Cells from foetus and amnion.
It included a variety of proteins, and if sampled via a Amniocentesis, can be diagnostically useful.


How much urine does foetus produce at 25 weeks

25 weeks - 100ml
term - 500ml


Why does foetus swallow amniotic fluid? What does it form?

Absorbs water and electrolytes
Debris accumulates in foetal gut and forms meconium


What is bilirubin formed by? Who conjugates it?

Haemoglobin breakdowwn in foetus and mother
Conjugated by mother


What problems can occur with bilirubin in foetus? What can cure it?

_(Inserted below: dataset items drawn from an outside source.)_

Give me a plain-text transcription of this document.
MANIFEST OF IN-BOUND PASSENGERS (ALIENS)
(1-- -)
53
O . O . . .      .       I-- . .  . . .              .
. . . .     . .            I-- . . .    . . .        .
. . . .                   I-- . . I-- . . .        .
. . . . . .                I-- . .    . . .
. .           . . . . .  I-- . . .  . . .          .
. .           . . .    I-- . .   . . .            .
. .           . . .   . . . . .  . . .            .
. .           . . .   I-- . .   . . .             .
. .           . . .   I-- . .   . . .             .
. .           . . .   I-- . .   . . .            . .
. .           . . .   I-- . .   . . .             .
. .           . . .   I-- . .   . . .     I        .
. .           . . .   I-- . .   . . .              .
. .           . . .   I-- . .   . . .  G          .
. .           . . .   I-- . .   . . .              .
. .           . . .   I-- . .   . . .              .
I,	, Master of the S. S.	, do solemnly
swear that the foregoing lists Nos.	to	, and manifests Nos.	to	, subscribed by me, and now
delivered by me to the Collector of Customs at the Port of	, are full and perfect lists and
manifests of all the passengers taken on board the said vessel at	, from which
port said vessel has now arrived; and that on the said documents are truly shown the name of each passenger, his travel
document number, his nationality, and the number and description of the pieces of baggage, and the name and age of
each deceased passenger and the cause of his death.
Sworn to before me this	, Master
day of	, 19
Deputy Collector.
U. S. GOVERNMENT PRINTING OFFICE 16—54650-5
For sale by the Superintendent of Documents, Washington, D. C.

o Neonate may become jaundiced if conjugation does not establish quickly
 Liver has never had to conjugate bilirubin before during pregnancy, so it takes a little bit of time for the liver to kick in
 Exposure to light (phototherapy) stimulates the liver to begin conjugation


What is the driving force for oxygen diffusion from mother to foetus?

Oxygen diffuses across the placenta from maternal blood across a thin barrier
The driving factor for this is the gradient of partial pressures between maternal and umbilical blood, as the placenta has a large area for and low resistance to diffusion.
o Maternal pO2 increased
o Umbilical venous pO2 must be must lower


What is dangerous about foetal hypoxia?

Fetal oxygen stores are very low (about 2 minutes worth), which can be a problem in labour, particular if the problem involves the placenta. Contraction of the myometrium can compress placenta blood vessels.


What is a good indicator for foetal O2?

Foetal heart rate is a good indicator of foetus O2 saturation.


What is normal foetal pO2?

o Fetal pO2 is 4kPa
 Normal arterial pO2 in adults is 13.3kPa


What is different about foetal haemoglobin?

o Fetus has different haemoglobin, without beta chains, which is better at these lower partial pressures of O2.
 The higher affinity of fetal haemoglobin ‘sucks across’ the O2
 Fetal Haemoglobin is 70% saturated at 4kPa
 Adult Haemoglobin is 45% saturated at 4kPa


What is double bohr effect?

An increase in pCO2 or [H+] concentrations results in Haemoglobin losing affinity for and releasing more oxygen. This is called the Bohr Effect. This happens both in the maternal and fetal blood, so is termed the Double Bohr Effect.


What is CO2 transfer moderated by?

Placental CO2 therefore needs to be facilitated by lowering maternal pCO2. This is achieved by Hyperventilation, stimulated by Progesterone.